From ultrahigh-resolution lenses to IC steppers and scanners


Projection Mask Printer equipped with an Ultra Micro-NIKKOR 225mm f/1.0
Projection area diameter: 50 mm
Resolution: 400 lines per mm
Projection magnification: 1:1
Light source: g-line (with a wavelength of 436 nanometers)

The lenses of the Ultra Micro-NIKKOR Series were highly acclaimed by the world's semiconductor and photomask manufacturers for their performance as specialized lenses for the manufacture of photomasks, and the series came to enjoy a monopoly in the global market.

Meanwhile, in 1967, Nikon's Camera Division and Machinery Division (as they were then called) began collaboration on the development of semiconductor manufacturing equipment that made use of the capabilities of these lenses.

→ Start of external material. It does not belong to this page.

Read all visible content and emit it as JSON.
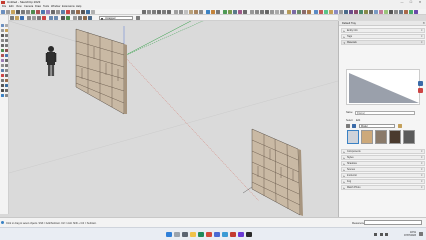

This was in response to suggestions from within Nikon that the company should develop such equipment. In 1969, Nikon completed its Projection Mask Printer, with the Ultra Micro-NIKKOR 225mm f/1.0 having been developed as the projection lens for this device. Nikon also invited electrical and semiconductor manufacturers to a product presentation at its Yokohama factory (now known as the Yokohama Plant).

This projection method was adopted on the present-day NSR Series of IC steppers and scanners. In other words, the Projection Mask Printer was the prototype for the NSR Series. Ultra Micro-NIKKOR lenses thus deserve to be remembered as the basis for the NSR Series of IC steppers and scanners (regarded as the most precise machines ever developed), which underpin semiconductor manufacturing both in Japan and throughout the world.